Выбрать главу

Кроме того, Бальмонт познакомился с А. П. Чеховым, И. А. Буниным, Миррой Лохвицкой (в замужестве Жибер). С Чеховым у него сложились теплые отношения, писатель ценил Бальмонта как создателя новых художественных форм, подходил к нему без предвзятости. С Буниным Бальмонт обменивался стихотворными посланиями (посвятил ему стихотворение «Ковыль»), некоторое время дружил с ним, но в 1901 году Бунин решительно отошел от символистов («декадентов»), в том числе и от Бальмонта. Более прочные и длительные отношения — как личные, так и литературные — сложились у Бальмонта с Миррой Лохвицкой. В творчестве их объединяли культ красоты, мотивы чувственной любви-страсти, тяготение к экзотике, мифу. Поэт посвятил «русской Сафо» несколько стихотворений: «Я знал», «До последнего дня», «Однодневка», «Звездный ландыш», «Мирра», «О, какая тоска…» (последнее — отклик на ее смерть в 1905 году). Ее имя присутствует среди тех, кому он посвятил книгу «Будем как Солнце» (1903). 27 февраля 1896 года Мирра Лохвицкая подарила ему свой первый сборник «Стихотворения» (М., 1896) с такой надписью: «Константину Дмитриевичу Бальмонту от его читательницы и почитательницы».

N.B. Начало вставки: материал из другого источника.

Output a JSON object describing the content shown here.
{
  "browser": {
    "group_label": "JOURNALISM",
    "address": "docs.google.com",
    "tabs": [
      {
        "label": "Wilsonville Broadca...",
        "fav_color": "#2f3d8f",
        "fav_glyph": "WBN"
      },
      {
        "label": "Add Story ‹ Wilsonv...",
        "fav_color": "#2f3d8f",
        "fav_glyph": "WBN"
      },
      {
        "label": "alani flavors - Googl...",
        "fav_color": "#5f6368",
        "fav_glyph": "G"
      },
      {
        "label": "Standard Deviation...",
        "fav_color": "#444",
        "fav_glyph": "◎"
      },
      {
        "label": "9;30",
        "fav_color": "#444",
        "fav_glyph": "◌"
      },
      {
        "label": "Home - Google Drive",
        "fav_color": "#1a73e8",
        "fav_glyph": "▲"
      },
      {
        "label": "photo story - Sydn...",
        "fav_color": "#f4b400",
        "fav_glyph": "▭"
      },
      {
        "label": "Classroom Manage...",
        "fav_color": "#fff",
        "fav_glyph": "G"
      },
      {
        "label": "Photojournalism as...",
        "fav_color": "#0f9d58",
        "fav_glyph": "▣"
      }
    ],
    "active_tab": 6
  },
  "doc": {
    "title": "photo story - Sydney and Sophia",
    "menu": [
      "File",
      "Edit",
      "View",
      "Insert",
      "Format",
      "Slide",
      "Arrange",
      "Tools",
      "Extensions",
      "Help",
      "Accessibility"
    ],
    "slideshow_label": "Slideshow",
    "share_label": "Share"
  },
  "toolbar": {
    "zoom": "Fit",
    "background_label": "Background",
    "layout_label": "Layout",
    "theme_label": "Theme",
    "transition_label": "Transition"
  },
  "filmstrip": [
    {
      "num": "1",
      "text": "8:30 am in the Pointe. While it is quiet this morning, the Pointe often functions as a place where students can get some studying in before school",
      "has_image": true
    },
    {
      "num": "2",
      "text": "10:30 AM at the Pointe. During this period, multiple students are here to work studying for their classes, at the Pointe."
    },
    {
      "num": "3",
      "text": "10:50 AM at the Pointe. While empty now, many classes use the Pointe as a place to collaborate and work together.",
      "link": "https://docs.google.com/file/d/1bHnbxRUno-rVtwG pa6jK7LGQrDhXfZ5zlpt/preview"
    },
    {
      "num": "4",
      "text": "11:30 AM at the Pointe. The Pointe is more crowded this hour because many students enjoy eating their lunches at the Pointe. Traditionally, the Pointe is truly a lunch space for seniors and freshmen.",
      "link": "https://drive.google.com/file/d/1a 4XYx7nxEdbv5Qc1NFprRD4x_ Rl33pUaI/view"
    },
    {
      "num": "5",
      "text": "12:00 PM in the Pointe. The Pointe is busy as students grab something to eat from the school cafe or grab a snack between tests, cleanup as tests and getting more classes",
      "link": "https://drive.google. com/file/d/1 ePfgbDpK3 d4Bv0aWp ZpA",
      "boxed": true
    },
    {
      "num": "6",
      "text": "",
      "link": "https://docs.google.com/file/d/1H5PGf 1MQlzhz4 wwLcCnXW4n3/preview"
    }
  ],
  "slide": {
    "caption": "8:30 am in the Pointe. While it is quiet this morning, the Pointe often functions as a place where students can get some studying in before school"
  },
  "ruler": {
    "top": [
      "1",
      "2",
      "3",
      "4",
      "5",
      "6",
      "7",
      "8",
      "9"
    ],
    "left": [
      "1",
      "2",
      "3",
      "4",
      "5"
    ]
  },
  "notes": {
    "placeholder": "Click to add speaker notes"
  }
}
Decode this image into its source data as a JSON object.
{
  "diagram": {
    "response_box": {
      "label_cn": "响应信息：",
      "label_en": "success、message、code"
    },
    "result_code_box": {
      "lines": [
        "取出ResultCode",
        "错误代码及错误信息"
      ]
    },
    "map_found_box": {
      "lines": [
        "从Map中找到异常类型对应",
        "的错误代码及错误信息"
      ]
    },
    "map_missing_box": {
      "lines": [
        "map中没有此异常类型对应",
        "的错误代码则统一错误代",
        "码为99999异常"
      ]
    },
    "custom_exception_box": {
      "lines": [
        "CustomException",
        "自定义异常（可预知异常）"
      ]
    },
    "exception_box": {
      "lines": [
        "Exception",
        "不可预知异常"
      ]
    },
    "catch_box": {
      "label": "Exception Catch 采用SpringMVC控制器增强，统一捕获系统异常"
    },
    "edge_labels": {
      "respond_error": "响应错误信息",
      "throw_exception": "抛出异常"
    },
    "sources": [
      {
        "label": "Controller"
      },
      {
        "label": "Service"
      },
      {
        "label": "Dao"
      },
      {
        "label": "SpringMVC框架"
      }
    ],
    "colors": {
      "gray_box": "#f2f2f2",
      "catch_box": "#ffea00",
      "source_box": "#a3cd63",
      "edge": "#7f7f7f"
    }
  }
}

Вышедшая в 1895 году книга стихов «В безбрежности» (и переизданная в следующем году) укрепила репутацию Бальмонта как поэта. Этот сборник отличался от первого («Под северным небом») большей смысловой и композиционной цельностью. Он открывался ключевым стихотворением «Я мечтою ловил уходящие тени…», в котором можно обнаружить отзвук драмы Ибсена о строителе Сольнесе, возводившем башню — все выше и выше.

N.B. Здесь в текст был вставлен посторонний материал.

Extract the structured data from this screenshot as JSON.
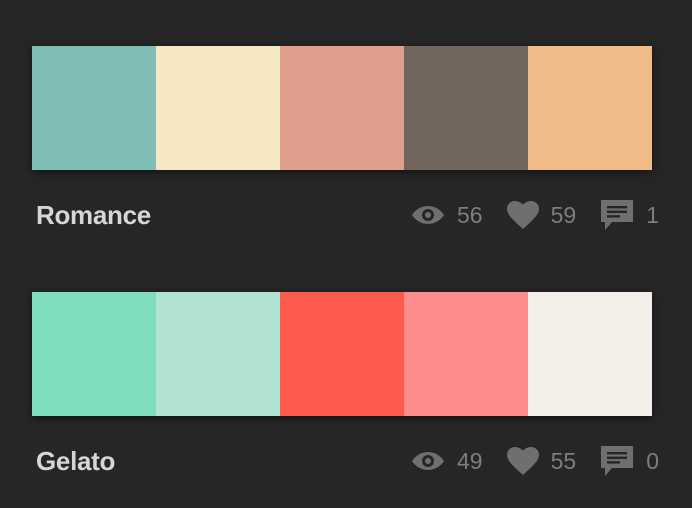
{
  "themes": [
    {
      "name": "Romance",
      "colors": [
        "#80bdb4",
        "#f6e8c0",
        "#e09e8d",
        "#71655d",
        "#efbb87"
      ],
      "views": "56",
      "likes": "59",
      "comments": "1"
    },
    {
      "name": "Gelato",
      "colors": [
        "#80ddbd",
        "#b0e3d4",
        "#fe5a4f",
        "#fe8b8b",
        "#f4eee8"
      ],
      "views": "49",
      "likes": "55",
      "comments": "0"
    }
  ],
  "icons": {
    "views": "eye-icon",
    "likes": "heart-icon",
    "comments": "comment-icon"
  }
}
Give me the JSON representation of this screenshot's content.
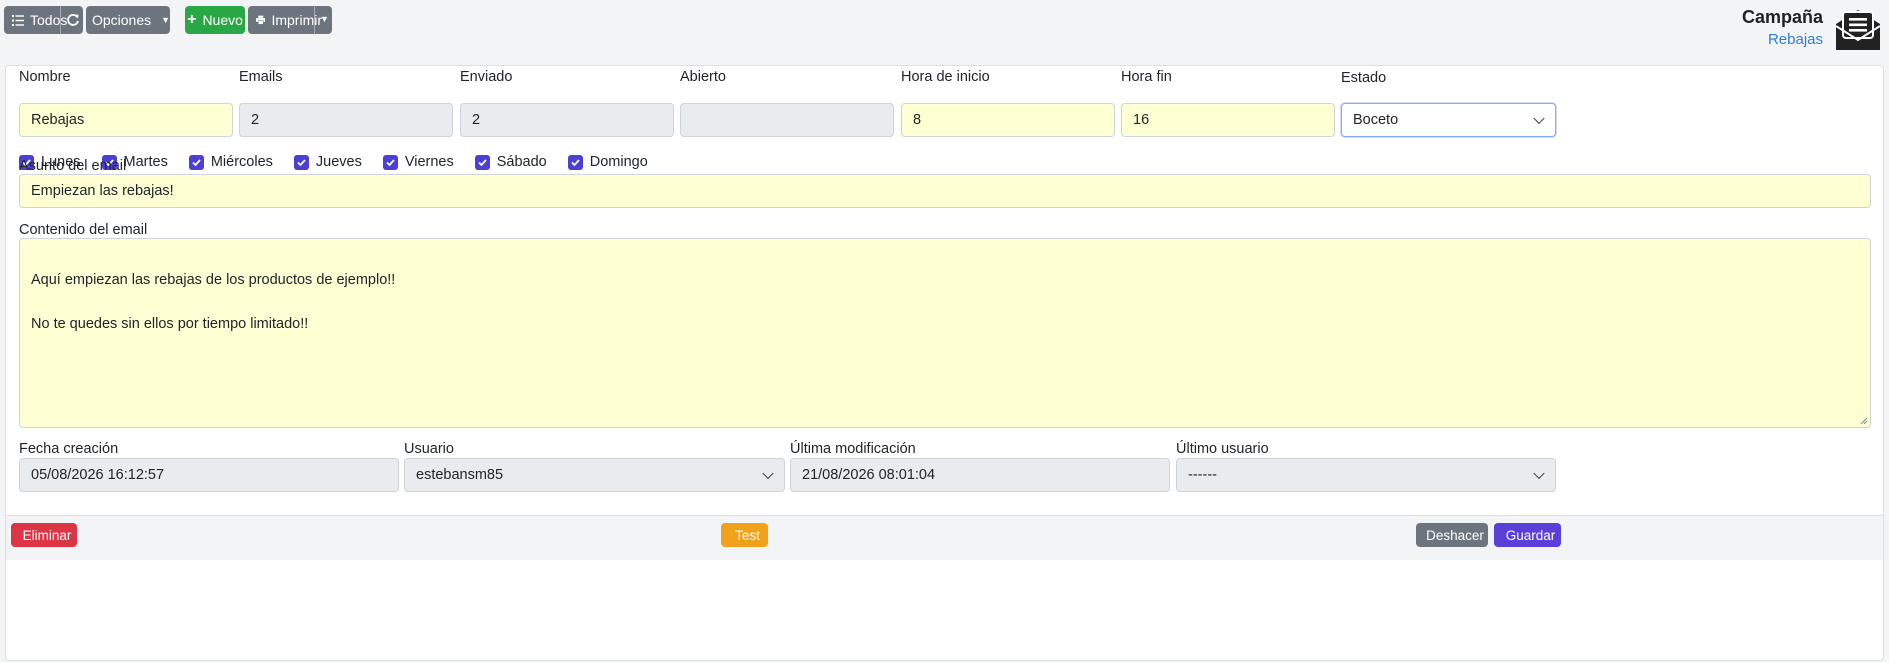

Книга включала в себя три раздела («За пределы», «Любовь и тени любви», «Между ночью и днем») и завершалась итоговым стихотворением-воззванием «За пределы предельного…». Центральные символы первого раздела — «болото» и «пустыня», создаваемые многими ранними поэтами-символистами. Знаковым символом всего сборника является образ «луны». Лунный мир (раздел «За пределы») завораживающе притягателен, в нем «жизнь и смерть — одно», «бесстрастие» и «безмолвие», нарушаемое лишь «шелестом» («Полночной порою в болотной глуши / Чуть слышно, бесшумно шуршат камыши») да предсмертной «песнью лебедя» («Чья-то песня слышится, печальная, как последний вздох души»). Лирический герой Бальмонта тщетно пытается обрести здесь свой «путь», он оказывается в «пещере», в «лабиринте», обречен на мучительное одиночество:

Бесплодно скитанье в пустыне земной, Близнец мой, страданье, повсюду со мной. Где выход, не знаю, — в пещере темно. Все слито в одно роковое звено.
(В пещере)

Образ солнца («ярко-красного светила расцветающего дня») появляется в последних стихотворениях первого раздела как символ преображения лунного мира, одухотворения и «озвучивания» его («В час рассвета», «Зарождение ручья»). Непрестанное движение, «ненасытную тревогу» духа лирического героя символизирует образ ветра («Ветер», «Дух ветров», «Ветер перелетный обласкал меня…»), впоследствии излюбленный у поэта.

Символом жизнетворческого начала является у Бальмонта любовь. Эпиграфом ко всему сборнику поэт взял слова старца Зосимы из «Братьев Карамазовых» Ф. М. Достоевского: «Землю целуй, и неустанно, ненасытимо люби, всех люби, всё люби, ищи восторга и исступления сего». Любовь осмысляется поэтом одновременно и в христианском, и в языческом смыслах. Образ Мадонны (стихотворения «Мэри» и «Трубадур») соседствует с образом безвестной шотландской красавицы Эльзи, мотивы дантовской «Vita nuova» с ницшеанскими нотами. Именно в любви лирический герой прорывается от житейской суеты и скорби в «безбрежность» страсти:

За сладкий восторг упоенья Я жизнью своей заплачу! Хотя бы ценой преступленья — Тебя я хочу!
(«Тебя я хочу, мое счастье…»)

Особую значимость приобретает мотив «мгновения» как мироощущение поэта. «Поэзия запечатленных мгновений» (В. Брюсов) воссоздает переменчивое состояние души лирического героя Бальмонта.